While I've never remotely had a hard life compared to so many and enjoyed the adoration of two great parents from birth, I can't help but feeling some deep connection to the protagonist here. Like so many of Springsteen's songs, it's not their grandiose layers that stick with you, but instead the 'common man' element as you 'know' the characters who populate his songs, and unfortunately, too often frequently, we are those same people. There are so many of us with dreams so vivid and glowing they practically breathe on their own, but yet either intentionally or otherwise, we won't allow ourselves to go for that golden ring or rebound from our previous mistakes. It's not guilt nor ambition nor greed that stops and/or propels us, I think, it's fear. And frankly I'm so very, very tired of living in my own fear-induced state. Problem is, though, I'm like the Cowardly Lion in that I don't know how to find my much-needed courage.

I have to wonder (and it's driving me wild): when nothing is motivating in and of itself anymore, how do you create the needed inspiration all on your own?
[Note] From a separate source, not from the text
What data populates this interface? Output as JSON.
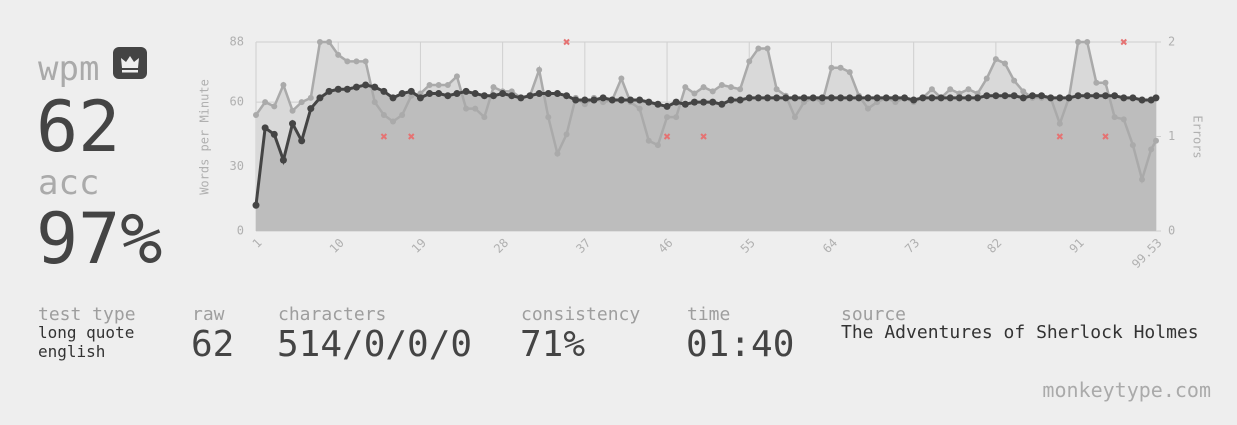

With one eye on the ever-rapidly dwindling hourglass of my life, and the other down the road at the Kingdom of Oz, how does one find the confidence to actually take a step out on the Yellow Brick Road...especially when it just feels so safe to stay in the woods?

I've gotta stop waiting for Dorothy to come by and save me from myself.

1 comment:

Mike said...

Hi Marquise,

I stumbled upon your blog while searching for the lyrics & chords for Welcome To The Boomtown (as you do), and would have moved on but for your confessed interest in Australia (greetings from Melbourne) and link to 2GO(?! - I grew up in Woy Woy). So I hung around for a few minutes and then saw you asking those fundamental questions that would make the world a better place if only more of us asked them. Bravo. Just thought I'd chuck in my two bob's worth...

I agree that the word "fear" nails it for most of us. Fear of mortality, of rejection (a reflex in Oz against anyone who dares to be different), of failure, of success, of poverty, whatever. I see an awful lot of people trapped in their games of social competition that compel them to "stay on course" - I'm not sure whether insecurity motivates them as much as the challenge of the game itself, and I reckon a good many of them are happiest if they stay put.

The answer for me is to use the fear as motivation. My greatest fear is that I'll get to the end of my life and wish that I'd had more courage. In practice that makes my life a series of calculated risks. I wouldn't dream of driving without a seatbelt, because I'm risking injury or death for nothing. But I wouldn't hesitate to quit my job and move to the other side of the world (done it once, would do it again). If one of those calculated risks takes me out, I won't complain; better to die trying than never having lived.

One piece of good fortune I had occurred in my early twenties, when I was studying people who seemed to me to be happy. Two of them said exactly the same thing: "I've never been in debt". I followed that advice and it's given me freedom that I don't think most people can comprehend. For Satan's sake, girl, get off that treadmill, and stay off it. Somewhere I read something along the lines of "being rich isn't about having everything; it's about not needing anything". What do you need?